Atualmente os controladores e diretores da Apema são os engenheiros James José Angelini e Marcio Veiga que começaram na empresa como estagiários de engenharia: Angelini, em 1985, e Veiga em 1987.

Numa entrevista dada à revista Climatização e Refrigeração, em outubro de 2012, Dietz, falecido em 2015, contava que o nome original, – Aparelhos, Peças e Máquinas (Apema), foi escolhido em função da orientação que dava à empresa, voltada para a produção de equipamentos especiais. De certa forma, a orientação se mantém. “Existe uma demanda dos produtos fornecidos pela Apema em todos os mercados e segmentos. Desta forma, a Apema desenvolveu produtos para atender projetos standard para atender os fabricantes de máquinas e equipamentos para a refrigeração industrial e conta com engenharia e fábrica especializada no projeto e fabricação de equipamentos especiais para atendimento dos mercados de energia, papel e celulose, cana e açúcar, químico e petroquímico, óleo e gás, alimentício, entre outros”, explica Matos.

A empresa investe permanentemente em maquinários e tecnologias

Nos últimos anos a Apema tem marcado sua atuação pelo fornecimento de equipamentos de grande porte para importantes obras no Brasil, como os sistemas de geração e transmissão de energia da Usina Belo Monte; modernização das Usinas de Jupiá e Ilha Solteira; para as novas plantas de papel e celulose, como Eldorado, Fibria II, CMPC e Klabin; para usina de etanol a partir de milho (iniciando no Brasil); para usinas eólicas e plataformas de extração de petróleo, entre outros.

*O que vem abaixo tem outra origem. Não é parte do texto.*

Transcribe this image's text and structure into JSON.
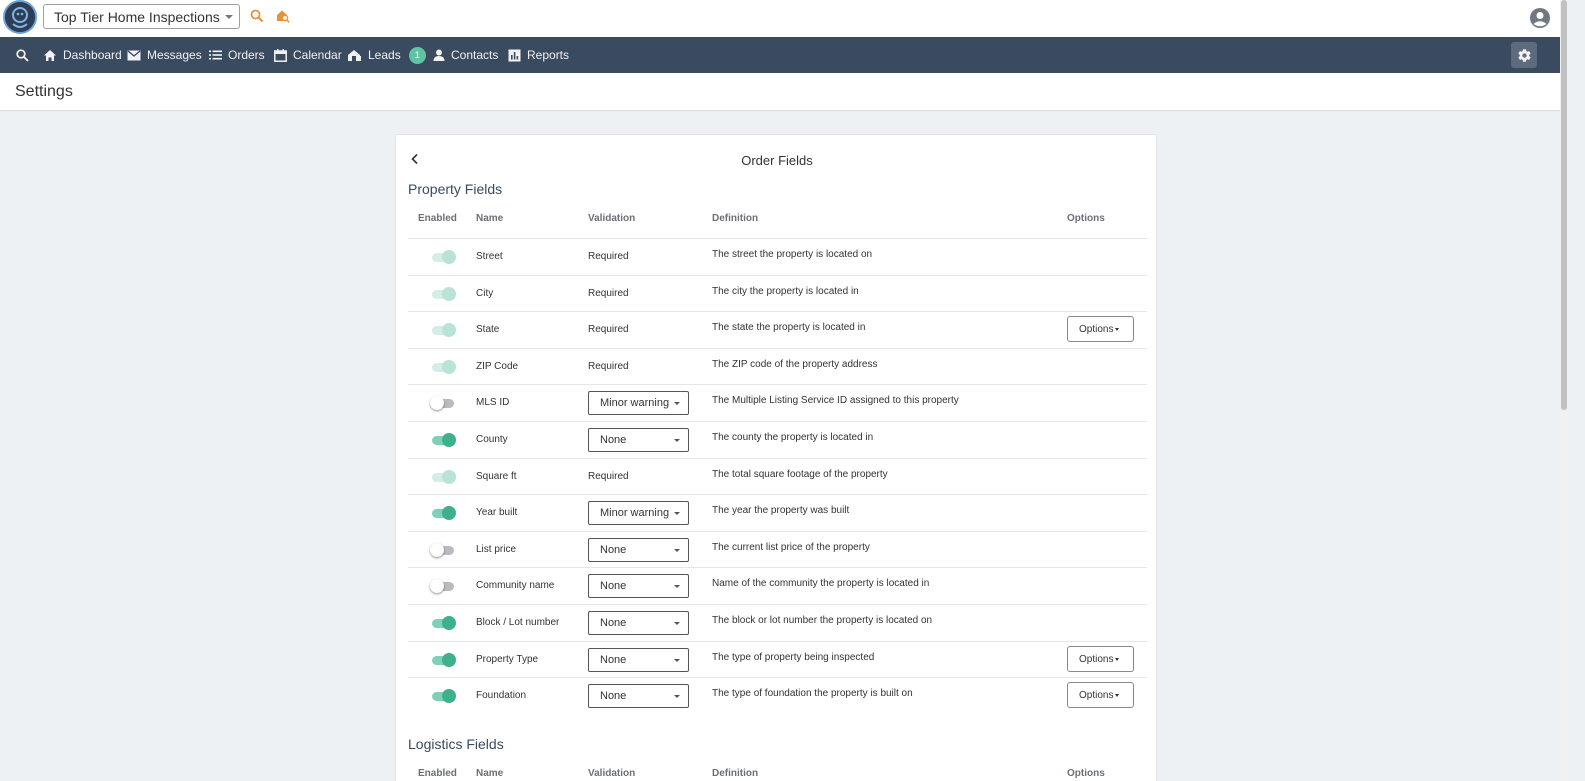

“Para construção de um nome respeitado no mercado, e principalmente para se manter como uma referência no setor, a Apema se modernizou não somente em estrutura fabril, mas também em capacitação de pessoas. Temos uma engenharia especializada no desenvolvimento de novos projetos, com recursos de última geração e mundialmente reconhecidos para dimensionamento térmico e mecânico dos equipamentos. Todo o sistema de gestão e qualificação técnica foi desenvolvido e reconhecido por certificações como ISO 9001 e  ASME “U”. A Apema é autossuficiente na fabricação de seus equipamentos, e mesmo possuindo uma vasta gama de produtos, possui maquinário de ponta e de última geração para fabricação de todos os componentes e equipamentos”, continua o gerente comercial da empresa.

Hugo Matos, gerente comercial, e James Angelini, diretor da Apema

Exemplo de inovação é a nova linha de condensadores de microcanal que a empresa desenvolveu para apresentação na 21ª. Febrava, principal feira do setor que acontece em setembro em São Paulo-SP. “Com uma carteira de mais de 10 mil clientes cadastrados, e diversificados em diversos mercados, a Apema precisa entender a necessidade de cada um, conseguindo com que cada um desses 10 mil clientes se sintam atendidos de forma personalizada. Este é um trabalho árduo e que requer mudanças e adaptações constantes, devido ao dinamismo dos mercados e pessoas e, nesses 55 anos, temos conseguido atender o mercado com esta excelência”, conclui Matos.